Business economists are skeptical that the Federal Reserve’s benchmark interest rate will top 1% by the end of next year as central bank officials project.
The poll of 46 professional forecasters by the National Association for Business Economics pegged the federal-funds rate target at 0.845% at the end of 2015. That reading is well below the median 1.25-to-1.50% range Fed officials themselves projected for the end of next year in forecasts released earlier this month.
The Fed funds rate has been pegged near zero since the end of 2008. To top 1% in the next 15 months, the Fed would need to act fairly aggressively after the central bank moves to raise rates. Outside economists appear to betting on the central bank taking a more cautions path.

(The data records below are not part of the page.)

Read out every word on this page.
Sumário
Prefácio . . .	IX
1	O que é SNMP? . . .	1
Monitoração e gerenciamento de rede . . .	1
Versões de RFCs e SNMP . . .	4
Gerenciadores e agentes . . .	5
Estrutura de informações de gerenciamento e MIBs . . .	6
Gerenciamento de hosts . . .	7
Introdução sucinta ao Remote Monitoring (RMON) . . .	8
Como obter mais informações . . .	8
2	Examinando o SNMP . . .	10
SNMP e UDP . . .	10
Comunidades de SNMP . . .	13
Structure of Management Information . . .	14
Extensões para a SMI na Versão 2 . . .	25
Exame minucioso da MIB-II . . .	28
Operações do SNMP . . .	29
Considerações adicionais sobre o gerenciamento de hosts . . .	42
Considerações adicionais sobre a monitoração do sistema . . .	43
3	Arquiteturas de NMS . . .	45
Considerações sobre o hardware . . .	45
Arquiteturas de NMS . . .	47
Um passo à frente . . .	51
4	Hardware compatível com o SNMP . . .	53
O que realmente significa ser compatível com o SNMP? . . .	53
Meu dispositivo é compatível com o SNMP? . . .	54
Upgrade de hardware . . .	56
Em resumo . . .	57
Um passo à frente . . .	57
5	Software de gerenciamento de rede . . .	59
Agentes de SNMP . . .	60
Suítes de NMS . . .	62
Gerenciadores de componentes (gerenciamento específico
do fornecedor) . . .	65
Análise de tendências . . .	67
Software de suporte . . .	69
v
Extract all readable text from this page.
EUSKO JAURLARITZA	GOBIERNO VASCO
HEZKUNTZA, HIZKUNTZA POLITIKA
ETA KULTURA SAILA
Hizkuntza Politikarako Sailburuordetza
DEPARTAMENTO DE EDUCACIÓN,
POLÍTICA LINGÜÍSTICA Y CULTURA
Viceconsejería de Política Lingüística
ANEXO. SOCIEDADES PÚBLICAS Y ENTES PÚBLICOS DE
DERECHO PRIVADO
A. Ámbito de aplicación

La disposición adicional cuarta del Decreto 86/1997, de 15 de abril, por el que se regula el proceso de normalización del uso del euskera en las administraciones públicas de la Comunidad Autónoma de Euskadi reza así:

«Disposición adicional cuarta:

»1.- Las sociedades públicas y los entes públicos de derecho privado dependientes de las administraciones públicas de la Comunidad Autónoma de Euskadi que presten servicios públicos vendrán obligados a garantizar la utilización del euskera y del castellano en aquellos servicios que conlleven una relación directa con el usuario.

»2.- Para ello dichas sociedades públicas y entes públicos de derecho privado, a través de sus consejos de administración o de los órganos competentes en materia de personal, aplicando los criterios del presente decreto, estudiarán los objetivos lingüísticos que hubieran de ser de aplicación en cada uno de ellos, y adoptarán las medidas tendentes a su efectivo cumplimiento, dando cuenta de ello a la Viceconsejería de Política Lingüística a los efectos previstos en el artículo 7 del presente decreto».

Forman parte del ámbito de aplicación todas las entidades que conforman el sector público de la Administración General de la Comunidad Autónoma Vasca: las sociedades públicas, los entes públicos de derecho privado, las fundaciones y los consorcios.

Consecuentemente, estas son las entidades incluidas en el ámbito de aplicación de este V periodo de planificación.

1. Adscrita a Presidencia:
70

“It will be interesting to see who is right,” said John Silvia, chief economist at Wells Fargo & Co. and NABE president-elect. “The economists surveyed appear to be more in line with the markets that aren’t pricing in as rapid of an increase.”
Last week, New York Fed President William Dudley said “I think people shouldn’t overweight the value of those dots” that indicate interest-rate forecasts. He echoed similar statements made earlier by Fed Chairwoman Janet Yellen.
The difference between the economists and the Fed’s rate forecast comes despite very similar economic outlooks. The economists surveyed project U.S. gross domestic product will advance 2.9% during 2015 and project the unemployment rate to fall to 5.6% by the end of next year, from last month’s 6.1%.
The Fed projections, released Sept. 17, forecast the economy will grow between 2.6% and 3.0% next year and see the unemployment rate in the 5.4%-to-5.6% range at the end of 2015.
Of the economists polled by NABE, 43% expect the first increase in rates to occur in the second quarter of next year and 26% say the first increase will occur in the third quarter. The majority of Fed officials expect the first move on interest rates will not come until next year. The Fed’s forecast does not name a specific quarter for the move.
Following their policy meeting this month, Fed officials continued to say they plan to wait a “considerable time” before acting to raise rates.
The economists surveyed also pointed to a growing threat to the U.S. economy from the Ukraine–Russia conflict. Of those polled, 47% said the “fallout from the crisis” will hinder domestic growth. That’s up from 34% with that view in a June survey.
The reading could indicate that any businesses “exporting to Europe are likely to feel the effects,” Mr. Silvia said.
Almost all of the economists surveyed–98%–say the European recovery will be hindered by the conflict. That’s up from 84% in June.